I needed to hear what my friends thought before I made any more plans to waylay my father.
I knew how to find one of my friends, at least. I swung back around toward Mouse’s place. I’d seen the kid eat and figured he had probably had more than enough time to finish lunch. Sure enough, he was sitting on the old swing hanging from
the maple tree in his front yard. He was frowning down at a notebook in his lap. He erased something and gently blew away the eraser dust before leaning down and sketching something onto the paper.
“What are you working on?” I asked.
Mouse jumped and almost fell off the swing. He quickly closed the sketchpad. “Nothing,” he said, pushing his hair out of his eyes and leaving a smudge of lead on his forehead.
“You’ve got a little something there.” I pointed toward the spot on his face. He rubbed at it. Now he had a bigger smudge.
“I’ll get it,” I laughed. I pulled a tissue out of my pocket and cleaned him up.
“Thanks, Floyd.” He smiled up at me. “Hey, what are you doing here?”
“I need to talk to the guys about something. I thought I’d see if you wanted to come.”
“Me?” He looked completely shocked. “Why?”
“You’re one of the guys too, right?” I asked
him.
His face lit up. “Well . . . yeah. I guess so.” His chest puffed with pride as he leaped off the swing. “Let me just put this stuff inside and tell my mom.” He was running toward the house before I could answer.
I wondered how well Mouse knew the girls with the
suicide pact.

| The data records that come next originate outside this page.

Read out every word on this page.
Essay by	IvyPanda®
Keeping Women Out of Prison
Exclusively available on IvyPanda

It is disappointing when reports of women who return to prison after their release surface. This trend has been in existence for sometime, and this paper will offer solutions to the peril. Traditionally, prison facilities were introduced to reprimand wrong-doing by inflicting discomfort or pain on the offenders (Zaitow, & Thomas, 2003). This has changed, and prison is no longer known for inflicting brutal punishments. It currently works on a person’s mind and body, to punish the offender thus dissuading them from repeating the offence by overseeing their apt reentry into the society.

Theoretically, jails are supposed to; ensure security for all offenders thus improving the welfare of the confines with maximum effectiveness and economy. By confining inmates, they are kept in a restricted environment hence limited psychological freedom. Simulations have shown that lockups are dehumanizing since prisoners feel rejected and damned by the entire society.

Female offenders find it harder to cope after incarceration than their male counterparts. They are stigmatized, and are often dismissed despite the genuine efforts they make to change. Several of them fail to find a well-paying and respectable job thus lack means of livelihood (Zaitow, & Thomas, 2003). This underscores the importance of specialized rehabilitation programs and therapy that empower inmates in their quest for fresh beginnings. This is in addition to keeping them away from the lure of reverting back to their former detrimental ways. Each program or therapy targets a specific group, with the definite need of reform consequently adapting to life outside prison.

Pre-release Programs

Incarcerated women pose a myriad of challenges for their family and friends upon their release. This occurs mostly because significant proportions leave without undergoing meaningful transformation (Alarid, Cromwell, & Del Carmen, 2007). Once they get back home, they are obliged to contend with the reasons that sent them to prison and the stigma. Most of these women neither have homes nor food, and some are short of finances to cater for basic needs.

I wondered if they had been bullied like he was. He didn’t like to talk about it, but I had heard his mom
talking to mine. Mouse had come home crying a few times and with bruises a couple of others. Maybe I could teach him how to throw a punch or something so the kids at his school would stop bothering him. I had tried talking to him but he clammed up as soon as I mentioned it. If I ever caught those kids, they’d better run a lot faster than me or they’ll be the ones going home with bruises.
We found the beater before we found the guys. They had left it parked at the side of the road. Mouse spun around in a slow circle.
“Where are they?” he asked. There really weren’t very many places they could have gone. They had left the car at the edge of a field.
“I have no idea,” I told him. We settled down on the ground beside the car to wait. They had to come back at some point,
I figured.
I settled back against the tire well of the beater and stuck a piece of grass in my mouth. With no idea when the guys would be back, I figured we at least had time for a story. “So, Mouse, did I ever tell you about the time some kids at school teased me about my braids?”
“No. They teased you?” Mouse frowned and touched his own braid.
“Yeah, man! There were a whole bunch of them. Started pushing me around and pulling my hair. They said I looked like a girl.”
“You don’t look like a girl!”
“I know! I look like a freakin’ warrior with this hair!”
“I’ve got long hair.” Mouse smiled.
“’Cause you’re a warrior too, man!”
“You think so?”
“For sure. For us, long hair is about spirituality and power, Mouse. Anyone who makes fun of your hair is an idiot who doesn’t know anything about us or our culture.”